Examine for Sleep Apnea
People who have type 2 diabetes are more likely to have sleep apnea, which is a sleep disorder, than people without diabetes.7 out of 10 people with type 2 diabetes suffer from obstructive sleep apnea.Sleep apnea, a disorder in which breathing begins and ends while you’re sleeping, can be caused by being overweight and having extra fat in your neck. This irregular breathing while you’re sleeping reduces your body’s oxygen supply and makes it hard to get a good night’s sleep.

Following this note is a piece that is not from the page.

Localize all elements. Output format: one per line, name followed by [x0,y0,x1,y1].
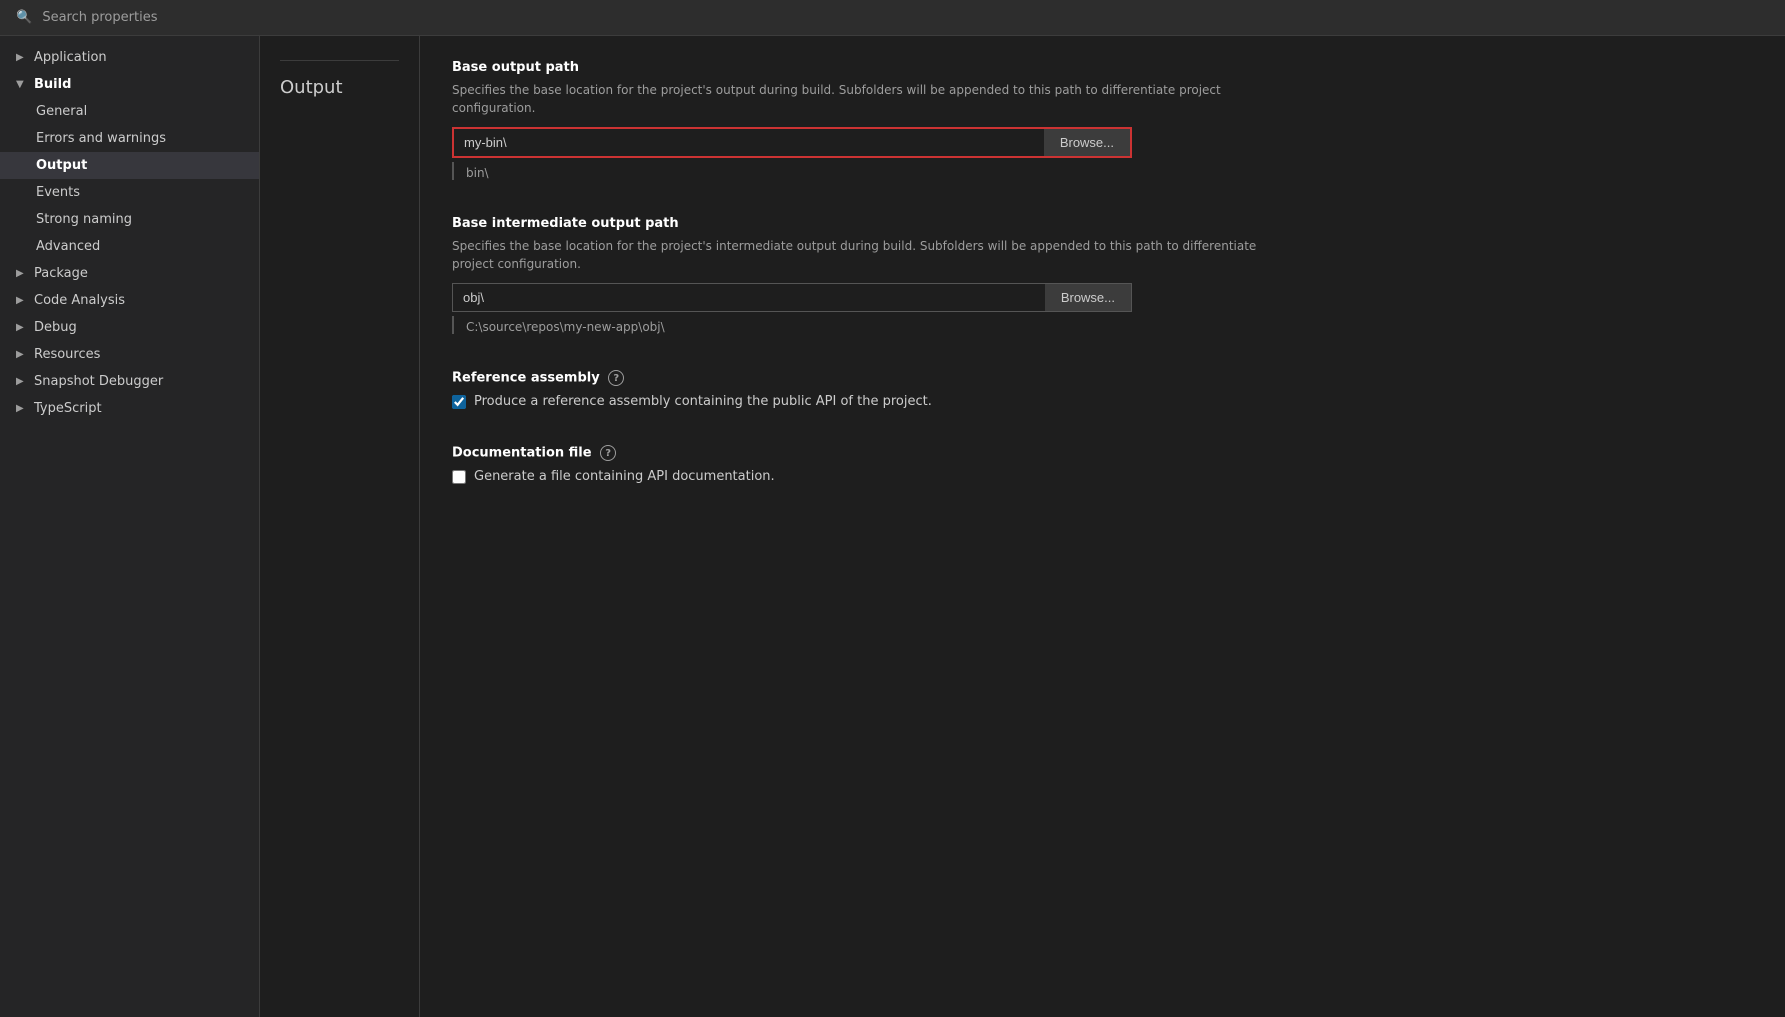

Loud snoring, excessive tiredness throughout the day, irritation, and morning headaches are all signs of sleep apnea. Check with your doctor about a sleep exam if you or your spouse think you suffer from sleep apnea. Breathing equipment, including a positive airway pressure (PAP) machine, as well as changes in lifestyle, like losing weight, can be used to treat sleep apnea.
Final Verdict –
Getting a good night’s sleep is crucial to staying healthy and joyful. Nevertheless, if a person has diabetes, his or her sleep may be impacted by elevated blood sugar levels caused by the disease or low sugar levels caused by a high consumption of drugs to lower sugar levels. The above are some of the ways that diabetes can impact a person’s sleep and quality of sleep, and the tips listed above can help manage and protect against this negative impact of the disease on sleep patterns. In any situation, you should consult your doctor to stay on the safe side and prevent any serious issues in the near future.
Hi, Myself Robert Dowling and I am one who created HonestProReview and currently working as a Chief Content Editor. At this website, I focus on informative content and product reviews related to general health and wellness such as neuropathic pain, joint relief, cognitive health, and much more.